Liselerin yüzde 60’ının meslek lisesine dönüştürülmesi hedefleniyor
Zorunlu eğitimin kaldırılması ve karma eğitime yönelik tartışmaların ardından şimdi de sınav sisteminde köklü değişiklikler gündemde.
Feray Aytekin’in BirGün'de yayımlanan yazısına göre, zorunlu eğitim ve karma eğitimi hedef alan girişimlerin ardından okullaşma politikasında MESEM modeline uygun yeni bir sınav sistemine geçiş planlanıyor. Bu dönüşüm, eğitim hakkını piyasa koşullarına göre yeniden şekillendirmeyi amaçlıyor.
“AMAÇ ÇOCUKLARIN YARARI DEĞİL, SERMAYE İHTİYAÇLARI”
Son 23 yılda eğitim sisteminde yapılan sık sınav değişikliklerinin hiçbirinin çocukların üstün yararını öncelemediğini hatırlatan Aytekin, bu kez de yeni sınav sisteminin MESEM’leştirme süreciyle uyumlu hale getirilmeye çalışıldığını vurguluyor. Öne çıkan değişikliklerden bazıları:
- Merkezi sınavların kaldırılması, yerel düzeyde “yeterlilik sınavları” yapılması,
- Test yerine açık uçlu soruların kullanılması,
- Eğitim kademeleri arasında geçişlerde sertifika ve referans gibi kriterlerin gündeme gelmesi,
- Ölçme değerlendirme süreçlerinde özel şirketlerin rol üstlenmesi.

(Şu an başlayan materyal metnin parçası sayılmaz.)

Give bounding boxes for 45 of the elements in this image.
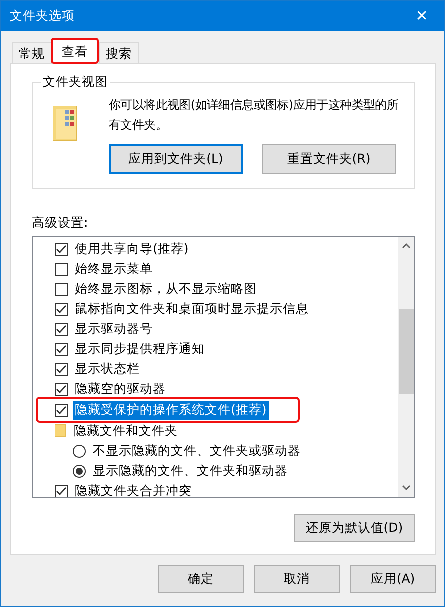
dialog-button[interactable]: 取消	[254, 565, 340, 593]
restore-defaults-button[interactable]: 还原为默认值(D)	[294, 514, 415, 542]
folder-icon	[55, 424, 67, 438]
scroll-up-icon[interactable]	[402, 243, 410, 249]
group-title: 文件夹视图	[41, 74, 110, 91]
tab[interactable]: 查看	[52, 39, 98, 63]
checkbox[interactable]	[55, 362, 68, 376]
checkbox[interactable]	[55, 262, 68, 276]
setting-label[interactable]: 不显示隐藏的文件、文件夹或驱动器	[91, 442, 303, 460]
setting-label[interactable]: 鼠标指向文件夹和桌面项时显示提示信息	[73, 300, 311, 318]
setting-label[interactable]: 始终显示菜单	[73, 260, 155, 278]
checkbox[interactable]	[55, 282, 68, 296]
checkbox[interactable]	[55, 322, 68, 336]
dialog-button[interactable]: 确定	[158, 565, 244, 593]
section-label: 高级设置:	[32, 215, 90, 232]
dialog-button[interactable]: 应用(A)	[350, 565, 436, 593]
checkbox[interactable]	[55, 404, 68, 416]
group-label: 隐藏文件和文件夹	[73, 422, 179, 440]
description-text: 你可以将此视图(如详细信息或图标)应用于这种类型的所有文件夹。	[109, 97, 400, 134]
setting-label[interactable]: 显示状态栏	[73, 360, 142, 378]
scroll-thumb[interactable]	[398, 309, 414, 394]
setting-label[interactable]: 隐藏受保护的操作系统文件(推荐)	[73, 400, 269, 420]
setting-label[interactable]: 显示隐藏的文件、文件夹和驱动器	[91, 462, 290, 480]
setting-label[interactable]: 显示驱动器号	[73, 320, 155, 338]
radio-button[interactable]	[73, 464, 86, 478]
scrollbar[interactable]	[398, 237, 414, 497]
close-button[interactable]: ✕	[400, 1, 444, 31]
tab[interactable]: 搜索	[99, 42, 139, 63]
setting-label[interactable]: 隐藏空的驱动器	[73, 380, 168, 398]
radio-button[interactable]	[73, 444, 86, 458]
checkbox[interactable]	[55, 382, 68, 396]
setting-label[interactable]: 始终显示图标，从不显示缩略图	[73, 280, 259, 298]
checkbox[interactable]	[55, 342, 68, 356]
scroll-down-icon[interactable]	[402, 485, 410, 491]
window-title: 文件夹选项	[10, 8, 75, 24]
folder-view-button[interactable]: 重置文件夹(R)	[262, 144, 396, 174]
folder-icon	[53, 106, 79, 142]
folder-view-button[interactable]: 应用到文件夹(L)	[109, 144, 243, 174]
setting-label[interactable]: 隐藏文件夹合并冲突	[73, 482, 194, 497]
setting-label[interactable]: 显示同步提供程序通知	[73, 340, 207, 358]
checkbox[interactable]	[55, 484, 68, 497]
setting-label[interactable]: 使用共享向导(推荐)	[73, 240, 191, 258]
checkbox[interactable]	[55, 302, 68, 316]
tab[interactable]: 常规	[12, 42, 52, 63]
checkbox[interactable]	[55, 242, 68, 256]
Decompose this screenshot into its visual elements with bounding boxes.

Tüm bu adımlar, eğitim sistemini daha da piyasacı, yarışmacı ve dışlayıcı bir hale getiriyor.
MESEM’LEŞTİRME NE ANLAMA GELİYOR?
Özellikle mesleki eğitim merkezleri (MESEM) aracılığıyla devlet okullarının çocuk işçiliğini yaygınlaştıran bir yapıya dönüştürülmek istendiği belirtiliyor. Liselerin en az yüzde 60’ının meslek lisesine dönüştürülmesi hedeflenirken, meslek liselerinin ortaokul düzeyine kadar indirildiği ifade ediliyor.
Böylece:
- Çocuk yaşta işçilik, ortaokul sıralarına kadar indiriliyor.
- İlkokuldan itibaren mesleki yönlendirme ile öğrenciler eğitim hakkından koparılıyor.

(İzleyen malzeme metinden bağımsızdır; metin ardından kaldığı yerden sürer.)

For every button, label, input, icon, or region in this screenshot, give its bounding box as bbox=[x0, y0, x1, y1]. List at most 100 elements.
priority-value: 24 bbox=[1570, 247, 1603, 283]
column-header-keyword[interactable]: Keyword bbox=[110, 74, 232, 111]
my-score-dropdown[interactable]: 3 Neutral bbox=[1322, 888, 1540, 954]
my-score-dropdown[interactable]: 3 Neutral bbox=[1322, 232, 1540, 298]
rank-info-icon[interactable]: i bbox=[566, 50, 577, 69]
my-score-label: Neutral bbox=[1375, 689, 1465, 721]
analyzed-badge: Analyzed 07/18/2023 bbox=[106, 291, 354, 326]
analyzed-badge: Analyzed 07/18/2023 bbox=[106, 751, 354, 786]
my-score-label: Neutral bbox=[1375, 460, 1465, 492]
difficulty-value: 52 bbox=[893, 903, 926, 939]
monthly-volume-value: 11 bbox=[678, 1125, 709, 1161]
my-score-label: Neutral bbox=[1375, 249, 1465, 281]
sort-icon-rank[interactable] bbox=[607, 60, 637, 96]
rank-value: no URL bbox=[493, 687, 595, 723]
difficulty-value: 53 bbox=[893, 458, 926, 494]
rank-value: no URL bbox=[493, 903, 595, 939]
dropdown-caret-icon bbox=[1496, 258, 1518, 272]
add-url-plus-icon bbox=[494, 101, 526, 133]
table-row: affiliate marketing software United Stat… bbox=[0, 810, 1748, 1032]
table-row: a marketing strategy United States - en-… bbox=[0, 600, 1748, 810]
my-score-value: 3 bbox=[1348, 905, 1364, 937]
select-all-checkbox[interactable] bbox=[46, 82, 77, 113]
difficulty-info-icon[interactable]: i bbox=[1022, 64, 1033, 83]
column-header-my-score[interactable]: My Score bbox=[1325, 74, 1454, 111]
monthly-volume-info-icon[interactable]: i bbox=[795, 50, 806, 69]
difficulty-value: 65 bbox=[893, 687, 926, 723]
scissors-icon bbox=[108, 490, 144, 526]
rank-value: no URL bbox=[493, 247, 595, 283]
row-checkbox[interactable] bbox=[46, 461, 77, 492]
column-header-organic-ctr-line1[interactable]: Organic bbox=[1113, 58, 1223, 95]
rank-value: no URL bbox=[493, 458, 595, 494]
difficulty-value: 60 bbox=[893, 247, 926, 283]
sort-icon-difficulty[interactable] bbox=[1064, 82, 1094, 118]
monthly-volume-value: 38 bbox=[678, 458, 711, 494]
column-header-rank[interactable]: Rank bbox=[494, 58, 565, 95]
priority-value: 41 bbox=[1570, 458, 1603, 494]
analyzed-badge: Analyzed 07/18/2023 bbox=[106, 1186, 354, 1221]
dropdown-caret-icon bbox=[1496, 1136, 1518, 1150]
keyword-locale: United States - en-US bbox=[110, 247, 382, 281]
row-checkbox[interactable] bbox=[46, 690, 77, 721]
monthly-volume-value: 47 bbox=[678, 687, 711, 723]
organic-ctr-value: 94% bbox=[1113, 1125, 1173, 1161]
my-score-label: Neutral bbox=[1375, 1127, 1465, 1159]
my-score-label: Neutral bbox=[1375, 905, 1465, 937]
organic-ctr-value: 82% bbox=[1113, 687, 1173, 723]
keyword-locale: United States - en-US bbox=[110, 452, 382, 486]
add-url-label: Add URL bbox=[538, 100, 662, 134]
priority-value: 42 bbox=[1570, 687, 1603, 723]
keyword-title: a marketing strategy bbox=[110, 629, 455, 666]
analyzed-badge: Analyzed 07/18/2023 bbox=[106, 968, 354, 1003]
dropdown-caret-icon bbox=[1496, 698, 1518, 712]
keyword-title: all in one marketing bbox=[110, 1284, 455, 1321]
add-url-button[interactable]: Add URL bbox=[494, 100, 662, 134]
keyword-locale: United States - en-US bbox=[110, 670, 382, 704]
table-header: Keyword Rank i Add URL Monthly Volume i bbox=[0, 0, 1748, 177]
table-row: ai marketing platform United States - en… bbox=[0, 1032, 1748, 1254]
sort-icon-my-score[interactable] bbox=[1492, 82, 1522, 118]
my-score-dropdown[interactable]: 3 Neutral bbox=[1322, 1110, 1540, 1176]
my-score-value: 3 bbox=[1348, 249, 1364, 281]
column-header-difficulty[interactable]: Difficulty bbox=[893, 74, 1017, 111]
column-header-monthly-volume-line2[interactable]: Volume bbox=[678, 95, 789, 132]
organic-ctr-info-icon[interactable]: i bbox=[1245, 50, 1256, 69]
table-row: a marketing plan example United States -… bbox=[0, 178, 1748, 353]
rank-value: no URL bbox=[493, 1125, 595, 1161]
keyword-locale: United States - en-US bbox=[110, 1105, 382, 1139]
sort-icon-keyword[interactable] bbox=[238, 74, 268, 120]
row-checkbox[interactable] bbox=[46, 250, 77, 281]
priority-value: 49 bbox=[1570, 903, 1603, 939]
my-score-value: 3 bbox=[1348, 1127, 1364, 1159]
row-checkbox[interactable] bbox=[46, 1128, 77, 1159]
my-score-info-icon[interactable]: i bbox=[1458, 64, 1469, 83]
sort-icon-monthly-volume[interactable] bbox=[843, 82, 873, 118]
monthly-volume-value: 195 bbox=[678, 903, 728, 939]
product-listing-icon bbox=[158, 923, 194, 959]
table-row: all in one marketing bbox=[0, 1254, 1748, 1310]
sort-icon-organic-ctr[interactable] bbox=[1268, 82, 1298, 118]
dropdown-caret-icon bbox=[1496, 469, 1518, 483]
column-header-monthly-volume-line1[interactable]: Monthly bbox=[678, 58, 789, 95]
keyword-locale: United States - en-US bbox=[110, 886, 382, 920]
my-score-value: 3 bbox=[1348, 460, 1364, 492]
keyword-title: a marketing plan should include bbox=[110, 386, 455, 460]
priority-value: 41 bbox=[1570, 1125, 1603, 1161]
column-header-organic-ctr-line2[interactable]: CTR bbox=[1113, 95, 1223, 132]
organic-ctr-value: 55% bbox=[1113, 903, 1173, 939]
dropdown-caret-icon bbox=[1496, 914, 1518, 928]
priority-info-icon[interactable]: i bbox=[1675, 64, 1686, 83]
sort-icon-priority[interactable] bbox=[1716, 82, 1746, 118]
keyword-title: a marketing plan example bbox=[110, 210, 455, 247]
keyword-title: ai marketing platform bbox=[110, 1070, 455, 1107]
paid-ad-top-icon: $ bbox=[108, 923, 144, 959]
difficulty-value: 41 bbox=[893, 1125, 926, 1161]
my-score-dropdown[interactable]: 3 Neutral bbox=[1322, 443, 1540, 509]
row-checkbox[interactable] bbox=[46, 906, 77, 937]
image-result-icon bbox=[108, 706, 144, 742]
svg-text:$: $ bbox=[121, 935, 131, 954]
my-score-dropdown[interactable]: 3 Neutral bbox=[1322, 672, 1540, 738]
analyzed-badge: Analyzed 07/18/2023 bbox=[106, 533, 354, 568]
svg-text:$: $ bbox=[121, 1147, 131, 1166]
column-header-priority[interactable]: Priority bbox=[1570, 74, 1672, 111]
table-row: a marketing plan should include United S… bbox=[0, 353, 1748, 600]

- Okulların rolü “bedava işgücü üretim merkezi”ne dönüştürülüyor.
“REFERANS VE SERTİFİKA SİSTEMİYLE EĞİTİMİN PİYASALAŞTIRILMASI DERİNLEŞİYOR”

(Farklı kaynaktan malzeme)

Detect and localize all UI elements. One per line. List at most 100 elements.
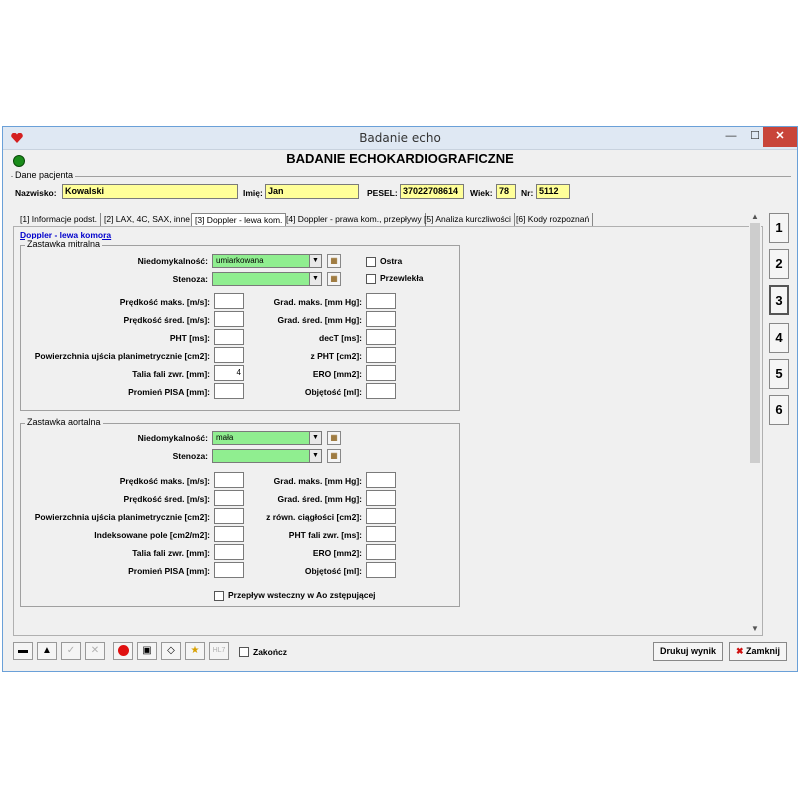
mitral-niedomyk-label: Niedomykalność:	[137, 256, 208, 266]
close-label: Zamknij	[746, 646, 781, 656]
side-button-2[interactable]: 2	[769, 249, 789, 279]
mitral-ero-input[interactable]	[366, 365, 396, 381]
mitral-stenoza-select[interactable]: ▼	[212, 272, 322, 286]
field-label: decT [ms]:	[319, 333, 362, 343]
ostra-checkbox[interactable]	[366, 257, 376, 267]
aortic-niedomyk-select[interactable]: mała ▼	[212, 431, 322, 445]
page-title: BADANIE ECHOKARDIOGRAFICZNE	[286, 151, 514, 166]
field-label: Indeksowane pole [cm2/m2]:	[94, 530, 210, 540]
mitral-group-title: Zastawka mitralna	[25, 239, 103, 249]
window-title: Badanie echo	[359, 131, 441, 145]
field-label: Powierzchnia ujścia planimetrycznie [cm2…	[34, 512, 210, 522]
close-icon: ✖	[735, 646, 747, 656]
tab-lax[interactable]: [2] LAX, 4C, SAX, inne	[101, 213, 194, 226]
first-record-icon[interactable]: ▬	[13, 642, 33, 660]
prev-record-icon[interactable]: ▲	[37, 642, 57, 660]
aortic-pisa-input[interactable]	[214, 562, 244, 578]
chevron-down-icon[interactable]: ▼	[309, 450, 321, 462]
close-window-button[interactable]: ✕	[763, 127, 797, 147]
scroll-up-icon[interactable]: ▲	[749, 211, 761, 223]
aortic-grad-sred-input[interactable]	[366, 490, 396, 506]
aortic-predkosc-sred-input[interactable]	[214, 490, 244, 506]
nr-field[interactable]: 5112	[536, 184, 570, 199]
aortic-powierzchnia-input[interactable]	[214, 508, 244, 524]
backflow-checkbox[interactable]	[214, 591, 224, 601]
main-window: Badanie echo — ☐ ✕ BADANIE ECHOKARDIOGRA…	[2, 126, 798, 672]
dictionary-icon[interactable]: ▦	[327, 254, 341, 268]
aortic-talia-input[interactable]	[214, 544, 244, 560]
mitral-predkosc-maks-input[interactable]	[214, 293, 244, 309]
surname-label: Nazwisko:	[15, 188, 57, 198]
field-label: Promień PISA [mm]:	[128, 387, 210, 397]
mitral-grad-maks-input[interactable]	[366, 293, 396, 309]
chevron-down-icon[interactable]: ▼	[309, 273, 321, 285]
close-button[interactable]: ✖ Zamknij	[729, 642, 787, 661]
aortic-ero-input[interactable]	[366, 544, 396, 560]
finish-checkbox[interactable]	[239, 647, 249, 657]
vertical-scrollbar[interactable]: ▲ ▼	[749, 211, 761, 635]
dictionary-icon[interactable]: ▦	[327, 272, 341, 286]
patient-group-title: Dane pacjenta	[13, 170, 76, 180]
mitral-grad-sred-input[interactable]	[366, 311, 396, 327]
side-button-5[interactable]: 5	[769, 359, 789, 389]
field-label: Prędkość maks. [m/s]:	[119, 297, 210, 307]
record-icon[interactable]	[113, 642, 133, 660]
dictionary-icon[interactable]: ▦	[327, 431, 341, 445]
aortic-ciaglosc-input[interactable]	[366, 508, 396, 524]
field-label: Grad. maks. [mm Hg]:	[273, 476, 362, 486]
tab-panel: Doppler - lewa komora Zastawka mitralna …	[13, 226, 763, 636]
field-label: Talia fali zwr. [mm]:	[132, 548, 210, 558]
mitral-pisa-input[interactable]	[214, 383, 244, 399]
side-button-3[interactable]: 3	[769, 285, 789, 315]
confirm-icon[interactable]: ✓	[61, 642, 81, 660]
tab-analiza[interactable]: [5] Analiza kurczliwości	[421, 213, 515, 226]
mitral-z-pht-input[interactable]	[366, 347, 396, 363]
scroll-down-icon[interactable]: ▼	[749, 623, 761, 635]
pesel-field[interactable]: 37022708614	[400, 184, 464, 199]
cancel-icon[interactable]: ✕	[85, 642, 105, 660]
mitral-powierzchnia-input[interactable]	[214, 347, 244, 363]
eraser-icon[interactable]: ◇	[161, 642, 181, 660]
print-button[interactable]: Drukuj wynik	[653, 642, 723, 661]
field-label: Talia fali zwr. [mm]:	[132, 369, 210, 379]
mitral-pht-input[interactable]	[214, 329, 244, 345]
dictionary-icon[interactable]: ▦	[327, 449, 341, 463]
name-field[interactable]: Jan	[265, 184, 359, 199]
mitral-dect-input[interactable]	[366, 329, 396, 345]
mitral-niedomyk-value: umiarkowana	[216, 256, 264, 265]
chevron-down-icon[interactable]: ▼	[309, 255, 321, 267]
surname-field[interactable]: Kowalski	[62, 184, 238, 199]
side-button-4[interactable]: 4	[769, 323, 789, 353]
chevron-down-icon[interactable]: ▼	[309, 432, 321, 444]
scroll-thumb[interactable]	[750, 223, 760, 463]
aortic-pht-input[interactable]	[366, 526, 396, 542]
tab-doppler-prawa[interactable]: [4] Doppler - prawa kom., przepływy	[283, 213, 426, 226]
przewlekla-checkbox[interactable]	[366, 274, 376, 284]
minimize-button[interactable]: —	[719, 127, 743, 147]
tab-kody[interactable]: [6] Kody rozpoznań	[513, 213, 594, 226]
name-label: Imię:	[243, 188, 263, 198]
camera-icon[interactable]: ▣	[137, 642, 157, 660]
mitral-stenoza-label: Stenoza:	[172, 274, 208, 284]
hl7-button[interactable]: HL7	[209, 642, 229, 660]
tab-informacje[interactable]: [1] Informacje podst.	[17, 213, 102, 226]
field-label: Prędkość śred. [m/s]:	[123, 315, 210, 325]
tab-doppler-lewa[interactable]: [3] Doppler - lewa kom.	[191, 213, 287, 227]
mitral-objetosc-input[interactable]	[366, 383, 396, 399]
field-label: Grad. śred. [mm Hg]:	[277, 494, 362, 504]
side-button-1[interactable]: 1	[769, 213, 789, 243]
aortic-objetosc-input[interactable]	[366, 562, 396, 578]
field-label: ERO [mm2]:	[312, 548, 362, 558]
aortic-indeksowane-input[interactable]	[214, 526, 244, 542]
field-label: PHT [ms]:	[169, 333, 210, 343]
aortic-group-title: Zastawka aortalna	[25, 417, 103, 427]
aortic-predkosc-maks-input[interactable]	[214, 472, 244, 488]
star-icon[interactable]: ★	[185, 642, 205, 660]
mitral-niedomyk-select[interactable]: umiarkowana ▼	[212, 254, 322, 268]
mitral-predkosc-sred-input[interactable]	[214, 311, 244, 327]
aortic-stenoza-select[interactable]: ▼	[212, 449, 322, 463]
mitral-talia-input[interactable]: 4	[214, 365, 244, 381]
age-field[interactable]: 78	[496, 184, 516, 199]
side-button-6[interactable]: 6	[769, 395, 789, 425]
aortic-grad-maks-input[interactable]	[366, 472, 396, 488]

Söz konusu sınav sisteminde “referans” ve “sertifika” kriterlerinin öne çıkması, eğitimin kamusal niteliğini zedeliyor. Referansın kimden alınacağı sorusu ciddi endişeleri beraberinde getiriyor: Şirketleşmiş dini yapılar mı? Sermaye grupları mı? Siyasi atamalarla görevlendirilmiş eğitim yöneticileri mi?
Aytekin’e göre, bu sistem:
- Liyakat yerine siyasal ve dini bağlantıları öne çıkarıyor.
- Bilimsel, laik, eşitlikçi eğitim yerine ayrıcalıklı ve dışlayıcı bir yapı kuruyor.
ÇOCUKLAR EĞİTİMDEN KOPARILIYOR, ERKEN EVLİLİK TEŞVİK EDİLİYOR
Eğitimde zorunlu eğitimi kaldırma yönündeki raporlar, doğrudan 4+4+4 sisteminin son 4 yılını hedef alıyor. Bu yapıların savunduğu görüşe göre, “gençler hayata geç başlıyor, evlilik yaş ortalaması yükseliyor.” Bu söylemle çocukların erken yaşta evlenmesi ve sermayeye ucuz işgücü olarak kazandırılması amaçlanıyor.